As Mamdani administration lawyers put it in a recent legal filing, Summit “failed to demonstrate that the properties can support the proposed sale price and maintenance needs and costs given the regulated rents,” adding that an internal analysis found that “the proposed sale would not lead to a supportable business.”
Mamdani’s office did not respond to a request for comment.
A ‘chill’ in investments
The Pinnacle case is not an isolated failure but part of a wider pullback.
Data from the NMHC reveals that 73% of investors have or plan to cut back on investment or development in markets with rent control measures. Critics argue that price ceilings and the resulting capital flight are exacerbating the affordable housing shortage the policies intend to mitigate.
Ryan Bourne of the Cato Institute told Scotsman Guide that this dynamic dampens investment activity. When rents are capped below market rates, developers factor in the risk of future regulation and stop building.
“Uncertainty chills investment,” Bourne said, noting that San Francisco saw a 15% drop in rental supply after expanding rent control in 1994.
Such an uncertain regulatory environment can create a powerful deterrent against building new rental stock.
Konstantin Kholodilin, a senior researcher at the German Institute for Economic Research (DIW Berlin) and author of the most comprehensive meta-analysis on rent control conducted to date, told Scotsman Guide that while cities deploying rent caps can offer exemptions for new construction, the uncertainty cools the market because “investors can still expect the regulator to shift the threshold date for defining new housing in the future, thus placing it under control.“
Consequently, he cautioned, development capital shifts elsewhere, as controls “lead to the construction of more owner-occupied units at the expense of rental units.“
In court, Mamdani’s legal team argued Summit could not afford the necessary repairs.

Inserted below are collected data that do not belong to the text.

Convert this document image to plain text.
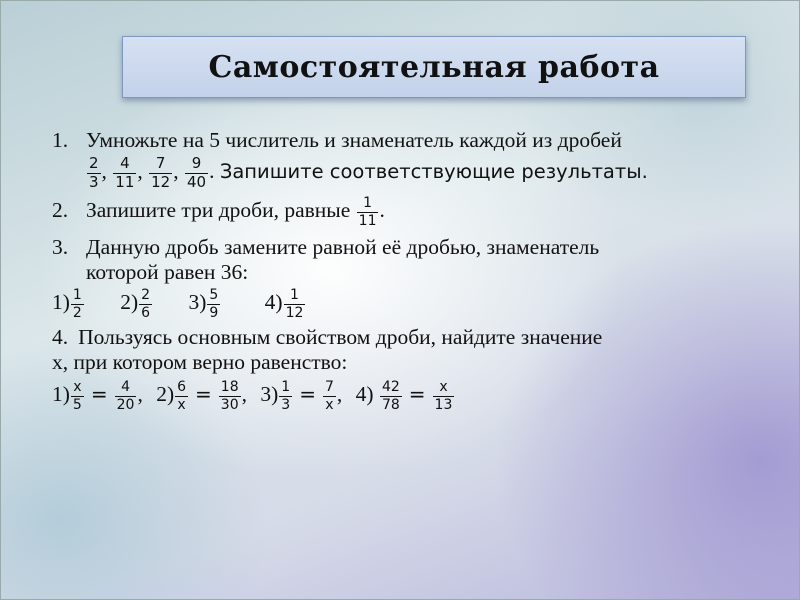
Самостоятельная работа
1. Умножьте на 5 числитель и знаменатель каждой из дробей
$\frac{2}{3}$ , $\frac{4}{11}$ , $\frac{7}{12}$ , $\frac{9}{40}$ . Запишите соответствующие результаты.
2. Запишите три дроби, равные $\frac{1}{11}$ .
3. Данную дробь замените равной её дробью, знаменатель
которой равен 36:
$1) \frac{1}{2} 2) \frac{2}{6} 3) \frac{5}{9} 4) \frac{1}{12}$
4. Пользуясь основным свойством дроби, найдите значение
х, при котором верно равенство:
$1) \frac{x}{5} = \frac{4}{20}$ , $2) \frac{6}{x} = \frac{18}{30}$ , $3) \frac{1}{3} = \frac{7}{x}$ , $4) \frac{42}{78} = \frac{x}{13}$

Yet, while attempting to block the sale, the city offered no alternative financial model that would work.
With the sale approved, over 5,100 households will transition to a new owner, but the underlying rent control equation suggests the math for maintaining rent-stabilized housing is breaking down.
Operating costs are soaring, revenue is capped and capital is fleeing the sector. The problem appears to have just been punted down the road.